Por Francisco Borges* – Até o final do século XX, no Brasil, as instituições de educação privadas, que vamos denominar IES (Instituições de Ensino Superior: Faculdades, Centros Universitários e Universidades) eram todas denominadas e estruturadas como sendo sem fins lucrativos, seguindo a tradição católica de que educação não podia se misturar com lucro.
Assim, grandes investidores do século passado como João Carlos Di Genio (Grupo Objetivo e UNIP), Família Uchoa (Grupo Estácio de Sá) e, outros poucos com visibilidade e atuação muito regional, se estabeleceram da seguinte forma: a instituição tinha que ofertar ao menos 20% das vagas com bolsas e o resultado anual deveria mostrar lucro pequeno, apenas para reinvestimento em atualizações e manutenção.
Desta forma, as IES pagavam aluguéis para os seus mantenedores, que além de empresários eram os donos dos prédios onde estavam instaladas. Geralmente, os familiares do dono eram os líderes de departamentos e todos eram remunerados. Ou seja, a IES não dava lucro, mas a família obtinha evolução econômica, por assim dizer.
A partir de 1996, no governo de Fernando Henrique Cardoso, e seguindo o mesmo rumo no governo Lula, surgiram oportunidades para o setor privado investir no ensino superior, um mercado regulado onde a abertura de Faculdades, Centros Universitários e Universidades — os únicos três tipos de “escolas” que podem atuar no setor — é feita a partir de uma concessão dada pelo Ministério da Educação depois de um processo de análise documental e avaliação de condições mínimas de operação.
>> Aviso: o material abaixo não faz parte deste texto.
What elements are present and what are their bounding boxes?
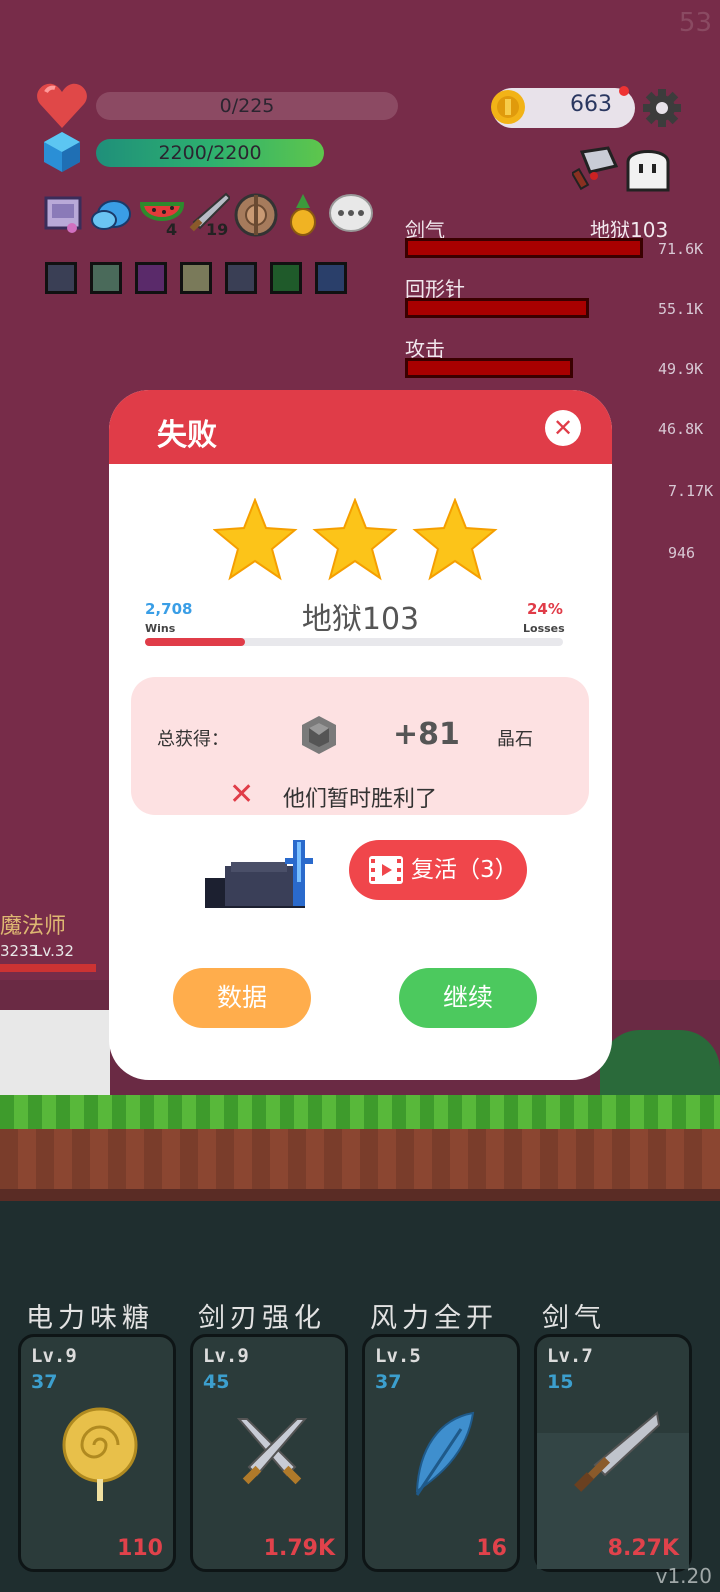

Isso se deu desde a proposta que transformava todas as IES em instituições com fins lucrativos e, no contrato social, os mantenedores se valeriam de recursos decorrentes de políticas públicas, até o nascimento, em 2004, do Programa de Acesso ao Ensino Superior — foi estabelecido o PROUNI, que tem como finalidade a concessão de bolsas de estudos integrais e parciais a estudantes de cursos de graduação e de cursos sequenciais de formação específica, em instituições privadas de educação superior.
Assim os investidores passaram a olhar para o setor de outra forma, pois perceberam que não seria vergonhoso obter lucro na formação de cidadãos no ensino superior, ocorrendo assim a virada de chave para a profissionalização dos executivos deste segmento. Todo esse movimento trouxe o ensino superior para um patamar de um dos setores de serviço de maior interesse dos investidores.
Saímos de centenas para mais de 2,6 mil IES, saltamos de 350 mil alunos, para mais de 8,6 milhões de brasileiros estudando no ensino superior. Assim, se estabelece uma nova onda na educação superior, que é a chegada de outsiders preparados com muita tecnologia e com muito apetite financeiro.
A discussão atual dos velhos grupos estabelecidos agora é a de criar uma nova modalidade, denominada híbrida, que nada mais é o tom de cinza entre o presencial e o EaD. Mas o que de fato deveria pautar o debate é quais são as carreiras que devem ter mais presencialidade; quais podem ser por natureza mais remotas e digitais; quais recursos tecnológicos substituem os tradicionais; fortalecendo a evolução tecnológica do setor, e assim por diante.
Grupos financeiros como XP, BTG Pactual e muitas outras plataformas de ensino especializadas em atendimento educacional em massa, com recursos tecnológicos de ponta, entenderam as demandas produtivas atuais e estão se posicionando com grande apetite. Não vão sequer discutir modelo híbrido e nem perguntar se o aluno quer se deslocar, mas vão chegar onde o aluno está e estão dispostos até a não cobrar mensalidades durante a graduação e sim ser uma espécie de sócio do graduado durante alguns anos.
É um setor que vai se valer da velocidade da tecnologia para dar acesso ao conteúdo e construir saber conjunto e relacionamento com o aluno. A pergunta original era, o aluno é nosso produto ou nosso cliente? Esta pergunta já está defasada e sem alternativa correta, o aluno hoje é nosso sócio.
*Francisco Borges é mestre em Política Pública de Ensino e consultor da Fundação de Apoio à Tecnologia (FAT).